On Wednesday at Google I/O 2023, Google announce Three new features designed to help people spot fake AI-generated images in search results, reports bloomberg. The features will identify an image’s known origins, add metadata to AI images generated by Google, and label other AI-generated images in search results.
Thanks to AI image overlay models like Midjourney and Stable Diffusion, it has become trivial to create massive amounts of realistic fake images, which may not only influence misinformation and political propaganda, but also our Concept of historical record Where large amounts of fake media tools circulate.
In an effort to counter some of these trends, the search giant will introduce new features to its image search product “in the coming months,” according to Google:
62 percent of people believe they come across misinformation daily or weekly, according to 2022 Poynter study. That’s why we continue to build easy-to-use tools and features on Google Search to help you spot misinformation online, quickly evaluate content, and better understand the context of what you see. But we also know that it’s equally important to rate the visual content you come across.

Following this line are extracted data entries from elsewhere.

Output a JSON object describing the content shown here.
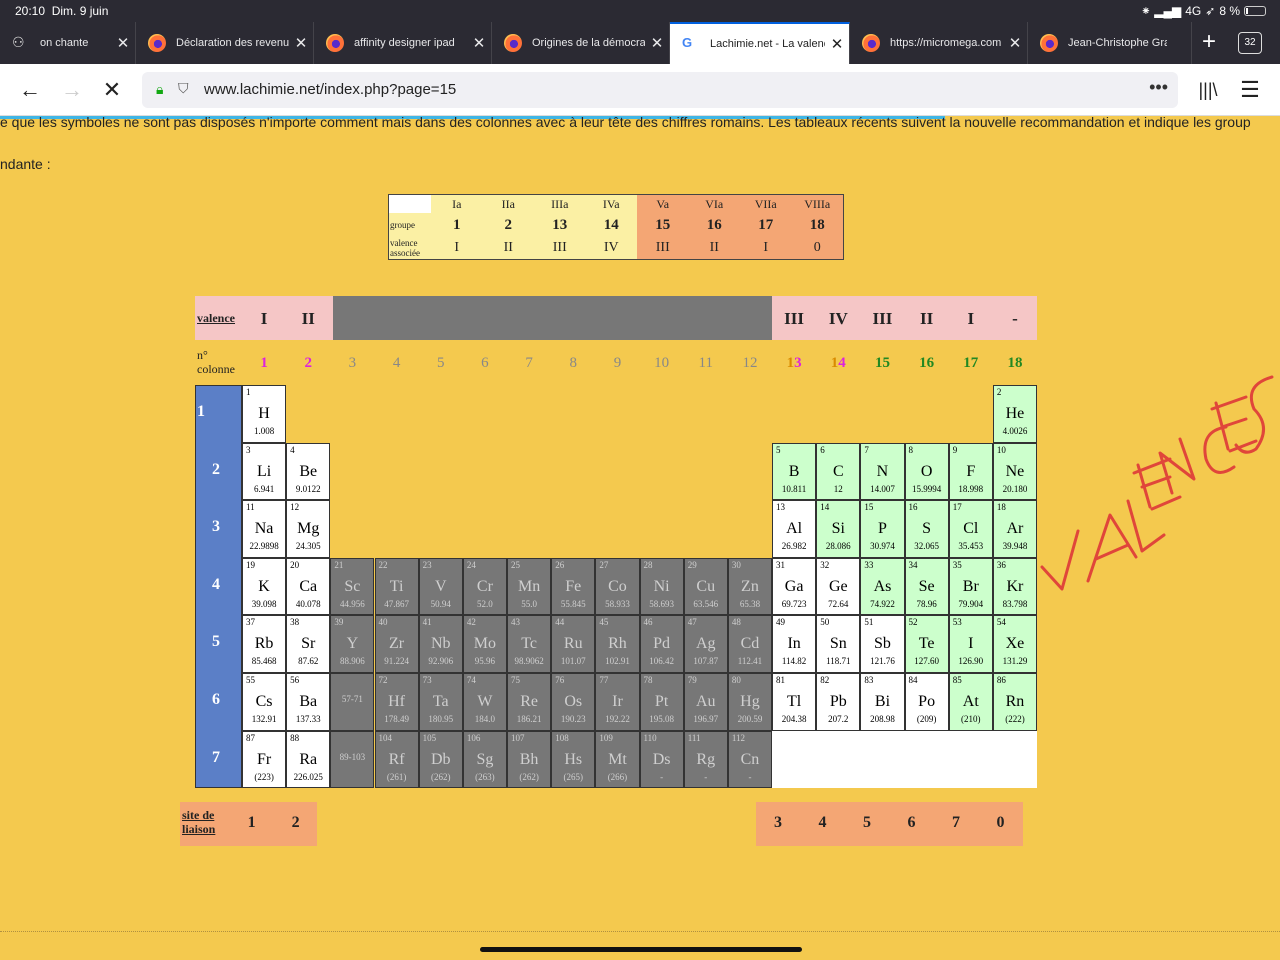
{
  "status": {
    "time": "20:10",
    "date": "Dim. 9 juin",
    "network": "4G",
    "battery": "8 %"
  },
  "tabs": [
    {
      "label": "on chante",
      "icon": "mask-icon",
      "x": 0
    },
    {
      "label": "Déclaration des revenus",
      "icon": "firefox-icon"
    },
    {
      "label": "affinity designer ipad",
      "icon": "firefox-icon"
    },
    {
      "label": "Origines de la démocratie",
      "icon": "firefox-icon"
    },
    {
      "label": "Lachimie.net - La valence",
      "icon": "google-icon",
      "active": true
    },
    {
      "label": "https://micromega.com",
      "icon": "firefox-icon"
    },
    {
      "label": "Jean-Christophe Granier",
      "icon": "firefox-icon"
    }
  ],
  "tab_count": "32",
  "url": "www.lachimie.net/index.php?page=15",
  "intro": {
    "line1": "e que les symboles ne sont pas disposés n'importe comment mais dans des colonnes avec à leur tête des chiffres romains. Les tableaux récents suivent la nouvelle recommandation et indique les group",
    "line2": "ndante :"
  },
  "group_table": {
    "roman": [
      "Ia",
      "IIa",
      "IIIa",
      "IVa",
      "Va",
      "VIa",
      "VIIa",
      "VIIIa"
    ],
    "groupe_label": "groupe",
    "groups": [
      "1",
      "2",
      "13",
      "14",
      "15",
      "16",
      "17",
      "18"
    ],
    "valence_label": "valence associée",
    "valences": [
      "I",
      "II",
      "III",
      "IV",
      "III",
      "II",
      "I",
      "0"
    ]
  },
  "periodic": {
    "valence_label": "valence",
    "valence_row": [
      "I",
      "II",
      "III",
      "IV",
      "III",
      "II",
      "I",
      "-"
    ],
    "col_label": "n° colonne",
    "columns": [
      "1",
      "2",
      "3",
      "4",
      "5",
      "6",
      "7",
      "8",
      "9",
      "10",
      "11",
      "12",
      "13",
      "14",
      "15",
      "16",
      "17",
      "18"
    ],
    "periods": [
      "1",
      "2",
      "3",
      "4",
      "5",
      "6",
      "7"
    ],
    "elements": [
      {
        "n": "1",
        "s": "H",
        "m": "1.008",
        "c": 1,
        "r": 1
      },
      {
        "n": "2",
        "s": "He",
        "m": "4.0026",
        "c": 18,
        "r": 1
      },
      {
        "n": "3",
        "s": "Li",
        "m": "6.941",
        "c": 1,
        "r": 2
      },
      {
        "n": "4",
        "s": "Be",
        "m": "9.0122",
        "c": 2,
        "r": 2
      },
      {
        "n": "5",
        "s": "B",
        "m": "10.811",
        "c": 13,
        "r": 2
      },
      {
        "n": "6",
        "s": "C",
        "m": "12",
        "c": 14,
        "r": 2
      },
      {
        "n": "7",
        "s": "N",
        "m": "14.007",
        "c": 15,
        "r": 2
      },
      {
        "n": "8",
        "s": "O",
        "m": "15.9994",
        "c": 16,
        "r": 2
      },
      {
        "n": "9",
        "s": "F",
        "m": "18.998",
        "c": 17,
        "r": 2
      },
      {
        "n": "10",
        "s": "Ne",
        "m": "20.180",
        "c": 18,
        "r": 2
      },
      {
        "n": "11",
        "s": "Na",
        "m": "22.9898",
        "c": 1,
        "r": 3
      },
      {
        "n": "12",
        "s": "Mg",
        "m": "24.305",
        "c": 2,
        "r": 3
      },
      {
        "n": "13",
        "s": "Al",
        "m": "26.982",
        "c": 13,
        "r": 3
      },
      {
        "n": "14",
        "s": "Si",
        "m": "28.086",
        "c": 14,
        "r": 3
      },
      {
        "n": "15",
        "s": "P",
        "m": "30.974",
        "c": 15,
        "r": 3
      },
      {
        "n": "16",
        "s": "S",
        "m": "32.065",
        "c": 16,
        "r": 3
      },
      {
        "n": "17",
        "s": "Cl",
        "m": "35.453",
        "c": 17,
        "r": 3
      },
      {
        "n": "18",
        "s": "Ar",
        "m": "39.948",
        "c": 18,
        "r": 3
      },
      {
        "n": "19",
        "s": "K",
        "m": "39.098",
        "c": 1,
        "r": 4
      },
      {
        "n": "20",
        "s": "Ca",
        "m": "40.078",
        "c": 2,
        "r": 4
      },
      {
        "n": "21",
        "s": "Sc",
        "m": "44.956",
        "c": 3,
        "r": 4
      },
      {
        "n": "22",
        "s": "Ti",
        "m": "47.867",
        "c": 4,
        "r": 4
      },
      {
        "n": "23",
        "s": "V",
        "m": "50.94",
        "c": 5,
        "r": 4
      },
      {
        "n": "24",
        "s": "Cr",
        "m": "52.0",
        "c": 6,
        "r": 4
      },
      {
        "n": "25",
        "s": "Mn",
        "m": "55.0",
        "c": 7,
        "r": 4
      },
      {
        "n": "26",
        "s": "Fe",
        "m": "55.845",
        "c": 8,
        "r": 4
      },
      {
        "n": "27",
        "s": "Co",
        "m": "58.933",
        "c": 9,
        "r": 4
      },
      {
        "n": "28",
        "s": "Ni",
        "m": "58.693",
        "c": 10,
        "r": 4
      },
      {
        "n": "29",
        "s": "Cu",
        "m": "63.546",
        "c": 11,
        "r": 4
      },
      {
        "n": "30",
        "s": "Zn",
        "m": "65.38",
        "c": 12,
        "r": 4
      },
      {
        "n": "31",
        "s": "Ga",
        "m": "69.723",
        "c": 13,
        "r": 4
      },
      {
        "n": "32",
        "s": "Ge",
        "m": "72.64",
        "c": 14,
        "r": 4
      },
      {
        "n": "33",
        "s": "As",
        "m": "74.922",
        "c": 15,
        "r": 4
      },
      {
        "n": "34",
        "s": "Se",
        "m": "78.96",
        "c": 16,
        "r": 4
      },
      {
        "n": "35",
        "s": "Br",
        "m": "79.904",
        "c": 17,
        "r": 4
      },
      {
        "n": "36",
        "s": "Kr",
        "m": "83.798",
        "c": 18,
        "r": 4
      },
      {
        "n": "37",
        "s": "Rb",
        "m": "85.468",
        "c": 1,
        "r": 5
      },
      {
        "n": "38",
        "s": "Sr",
        "m": "87.62",
        "c": 2,
        "r": 5
      },
      {
        "n": "39",
        "s": "Y",
        "m": "88.906",
        "c": 3,
        "r": 5
      },
      {
        "n": "40",
        "s": "Zr",
        "m": "91.224",
        "c": 4,
        "r": 5
      },
      {
        "n": "41",
        "s": "Nb",
        "m": "92.906",
        "c": 5,
        "r": 5
      },
      {
        "n": "42",
        "s": "Mo",
        "m": "95.96",
        "c": 6,
        "r": 5
      },
      {
        "n": "43",
        "s": "Tc",
        "m": "98.9062",
        "c": 7,
        "r": 5
      },
      {
        "n": "44",
        "s": "Ru",
        "m": "101.07",
        "c": 8,
        "r": 5
      },
      {
        "n": "45",
        "s": "Rh",
        "m": "102.91",
        "c": 9,
        "r": 5
      },
      {
        "n": "46",
        "s": "Pd",
        "m": "106.42",
        "c": 10,
        "r": 5
      },
      {
        "n": "47",
        "s": "Ag",
        "m": "107.87",
        "c": 11,
        "r": 5
      },
      {
        "n": "48",
        "s": "Cd",
        "m": "112.41",
        "c": 12,
        "r": 5
      },
      {
        "n": "49",
        "s": "In",
        "m": "114.82",
        "c": 13,
        "r": 5
      },
      {
        "n": "50",
        "s": "Sn",
        "m": "118.71",
        "c": 14,
        "r": 5
      },
      {
        "n": "51",
        "s": "Sb",
        "m": "121.76",
        "c": 15,
        "r": 5
      },
      {
        "n": "52",
        "s": "Te",
        "m": "127.60",
        "c": 16,
        "r": 5
      },
      {
        "n": "53",
        "s": "I",
        "m": "126.90",
        "c": 17,
        "r": 5
      },
      {
        "n": "54",
        "s": "Xe",
        "m": "131.29",
        "c": 18,
        "r": 5
      },
      {
        "n": "55",
        "s": "Cs",
        "m": "132.91",
        "c": 1,
        "r": 6
      },
      {
        "n": "56",
        "s": "Ba",
        "m": "137.33",
        "c": 2,
        "r": 6
      },
      {
        "n": "57-71",
        "s": "",
        "m": "",
        "c": 3,
        "r": 6
      },
      {
        "n": "72",
        "s": "Hf",
        "m": "178.49",
        "c": 4,
        "r": 6
      },
      {
        "n": "73",
        "s": "Ta",
        "m": "180.95",
        "c": 5,
        "r": 6
      },
      {
        "n": "74",
        "s": "W",
        "m": "184.0",
        "c": 6,
        "r": 6
      },
      {
        "n": "75",
        "s": "Re",
        "m": "186.21",
        "c": 7,
        "r": 6
      },
      {
        "n": "76",
        "s": "Os",
        "m": "190.23",
        "c": 8,
        "r": 6
      },
      {
        "n": "77",
        "s": "Ir",
        "m": "192.22",
        "c": 9,
        "r": 6
      },
      {
        "n": "78",
        "s": "Pt",
        "m": "195.08",
        "c": 10,
        "r": 6
      },
      {
        "n": "79",
        "s": "Au",
        "m": "196.97",
        "c": 11,
        "r": 6
      },
      {
        "n": "80",
        "s": "Hg",
        "m": "200.59",
        "c": 12,
        "r": 6
      },
      {
        "n": "81",
        "s": "Tl",
        "m": "204.38",
        "c": 13,
        "r": 6
      },
      {
        "n": "82",
        "s": "Pb",
        "m": "207.2",
        "c": 14,
        "r": 6
      },
      {
        "n": "83",
        "s": "Bi",
        "m": "208.98",
        "c": 15,
        "r": 6
      },
      {
        "n": "84",
        "s": "Po",
        "m": "(209)",
        "c": 16,
        "r": 6
      },
      {
        "n": "85",
        "s": "At",
        "m": "(210)",
        "c": 17,
        "r": 6
      },
      {
        "n": "86",
        "s": "Rn",
        "m": "(222)",
        "c": 18,
        "r": 6
      },
      {
        "n": "87",
        "s": "Fr",
        "m": "(223)",
        "c": 1,
        "r": 7
      },
      {
        "n": "88",
        "s": "Ra",
        "m": "226.025",
        "c": 2,
        "r": 7
      },
      {
        "n": "89-103",
        "s": "",
        "m": "",
        "c": 3,
        "r": 7
      },
      {
        "n": "104",
        "s": "Rf",
        "m": "(261)",
        "c": 4,
        "r": 7
      },
      {
        "n": "105",
        "s": "Db",
        "m": "(262)",
        "c": 5,
        "r": 7
      },
      {
        "n": "106",
        "s": "Sg",
        "m": "(263)",
        "c": 6,
        "r": 7
      },
      {
        "n": "107",
        "s": "Bh",
        "m": "(262)",
        "c": 7,
        "r": 7
      },
      {
        "n": "108",
        "s": "Hs",
        "m": "(265)",
        "c": 8,
        "r": 7
      },
      {
        "n": "109",
        "s": "Mt",
        "m": "(266)",
        "c": 9,
        "r": 7
      },
      {
        "n": "110",
        "s": "Ds",
        "m": "-",
        "c": 10,
        "r": 7
      },
      {
        "n": "111",
        "s": "Rg",
        "m": "-",
        "c": 11,
        "r": 7
      },
      {
        "n": "112",
        "s": "Cn",
        "m": "-",
        "c": 12,
        "r": 7
      }
    ]
  },
  "site": {
    "label": "site de liaison",
    "left": [
      "1",
      "2"
    ],
    "right": [
      "3",
      "4",
      "5",
      "6",
      "7",
      "0"
    ]
  },
  "handwriting": "VALENCES",
  "colors": {
    "page_bg": "#f4c94e",
    "s_block": "#ffffff",
    "p_block": "#ccffcc",
    "transition": "#777777",
    "period_col": "#5b7fc7",
    "valence_row": "#f5c6c6",
    "site_row": "#f4a674",
    "col_magenta": "#dd22dd",
    "col_green": "#228822",
    "col_gray": "#888888"
  }
}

The first feature, “About this photo,” will allow users to click three dots on an image in Google Photos results, search with an image or screenshot in Google Lens, or swipe up in the Google app to discover more about a photo’s history, including when the photo was indexed. (or similar images) were first reported by Google, where the image may have first appeared, and other places the image was seen on the Internet (i.e. news, social, or fact-checking sites).
Later this year, Google says it will also allow users to access this tool by right-clicking or long-pressing an image in Chrome on desktop and mobile.
This additional context about the image can help determine its reliability or indicate whether it requires further scrutiny. For example, with the About This Image feature, users can detect that a photo showing a fake moon landing has been reported by news outlets as having been generated by artificial intelligence. She can also put it in Historical context: Was this image present in the search history before the motive to fake it appeared?
The second feature deals with the increasing use of AI tools in creating images. When Google begins rolling out image aggregators, it plans to label all images generated by its AI tools with special “tags or metadata” stored in each file that clearly indicate their AI assets.
And third, Google says it’s also collaborating with other platforms and services to encourage them to add similar labels to AI-generated images. Midjourney and Shutterstock signed the initiative; Each will include metadata in AI-generated images that Google Image Search will read and display to users within search results.
These efforts may not be perfect because metadata can be removed later or potentially altered, but they are a notable attempt to tackle the problem of deepfakes on the Internet.
As more images are created by AI or enhanced over time, we may find that the line between “real” and “fake” begins to blur, affected by changing cultural norms. At this point, our decision as to what kind of information to trust as an accurate reflection of reality (regardless of how it is generated) may depend, as always, on our belief in the source. Therefore, even amid rapid technological development, source credibility remains of utmost importance. In the meantime, technological solutions such as Google’s may offer assistance in helping us assess that credibility.
“Web specialist. Lifelong zombie maven. Coffee ninja. Hipster-friendly analyst.”